Acha muito bem o plano da criação da exposição-museu. António Augusto de Aguiar, quando ministro das obras públicas, foi o iniciador dos museus industriais no país. São um reclamo, um anúncio permanente, e um estímulo ao progresso industrial. Parece-lhe, portanto, que nenhum snr. comerciante ou industrial deve hesitar em aderir à proposta da digna direcção, e aplaudi-la, pois quem trabalha pelo público, sem remuneração, tem jus aos aplausos de todos.
Seguiu-se-lhe o médico Avelino Germano da Costa Freitas, também um dos iniciadores da Sociedade Martins Sarmento, que recordou a extinção dos museus industriais do Porto e de Lisboa, notando as vantagens na concretização da proposta da SMS, que teria, entre as suas principais vantagens, “o estímulo para o aperfeiçoamento dos produtos, que deve ser o motivo mais ponderoso para a criação do museu”.
Na intervenção que se seguem o industrial Eduardo de Almeida segue na mesma linha. Explica que, na sua opinião, os museus industriais oficiais “terminaram porque tinham à sua frente mercenários”, mas que o que agora se propunha para Guimarães se conservaria, por ser “instituído por uma sociedade benemérita”. Deu conta do seu entusiasmo em relação a este projecto, a “que ninguém deixará de aderir” e descreveu as vantagens que lhe encontra: “a do anúncio, a do estímulo e a da criação de um núcleo para se concorrer às exposições periódicas do país e, até, às exposições internacionais”. Seguidamente, enviou para a mesa uma moção, que recebeu aplauso geral e aprovação unânime, com o seguinte teor:
Os industriais do concelho de Guimarães, reunidos na casa da Sociedade Martins Sarmento a convite da sua direcção, aderem à resolução que a mesma tomou do promover a criação nesta cidade dum museu industrial, para a exposição permanente de produtos da indústria local, desejando auxiliá-la quanto possível na realização deste útil e importante empreendimento e concorrer à exposição com os produtos da sua indústria nos termos do regulamento que for elaborado; e por último manifestam o seu desejo de que se possa inaugurar o novo museu no próximo dia 9 de Março.

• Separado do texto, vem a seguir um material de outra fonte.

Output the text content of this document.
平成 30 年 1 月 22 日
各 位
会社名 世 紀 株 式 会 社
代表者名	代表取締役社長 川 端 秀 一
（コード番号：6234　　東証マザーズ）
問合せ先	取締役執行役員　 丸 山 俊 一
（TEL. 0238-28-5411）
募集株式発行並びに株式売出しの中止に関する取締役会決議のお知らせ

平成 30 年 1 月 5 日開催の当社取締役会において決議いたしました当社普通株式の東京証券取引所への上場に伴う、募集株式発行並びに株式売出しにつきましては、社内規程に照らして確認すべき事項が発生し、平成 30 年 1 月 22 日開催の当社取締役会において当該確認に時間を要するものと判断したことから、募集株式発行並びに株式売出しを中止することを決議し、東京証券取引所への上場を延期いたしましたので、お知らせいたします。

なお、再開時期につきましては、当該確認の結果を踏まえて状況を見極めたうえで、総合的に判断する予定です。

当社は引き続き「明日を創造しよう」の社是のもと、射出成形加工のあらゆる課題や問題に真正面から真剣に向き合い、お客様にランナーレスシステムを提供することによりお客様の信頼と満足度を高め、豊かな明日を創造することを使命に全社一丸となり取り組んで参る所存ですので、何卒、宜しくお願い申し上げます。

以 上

Por fim, falaram os industriais Simão da Costa Guimarães e José Pinto Teixeira de Abreu, o primeiro para dizer que achava que havia pouco tempo para se instalar o museu até ao dia da festa da Sociedade Martins Sarmento, a 9 de Março, e o segundo para dizer que não era contra a criação do museu, mas que “julgava melhor que se tratasse de realizar uma exposição industrial como a de 1884”. Em resposta, o vice-presidente da Sociedade, Domingos de Sousa Júnior, informou que “a direcção já havia pensado nesse importante assunto, sendo este museu o primeiro passo dado para esse empreendimento”.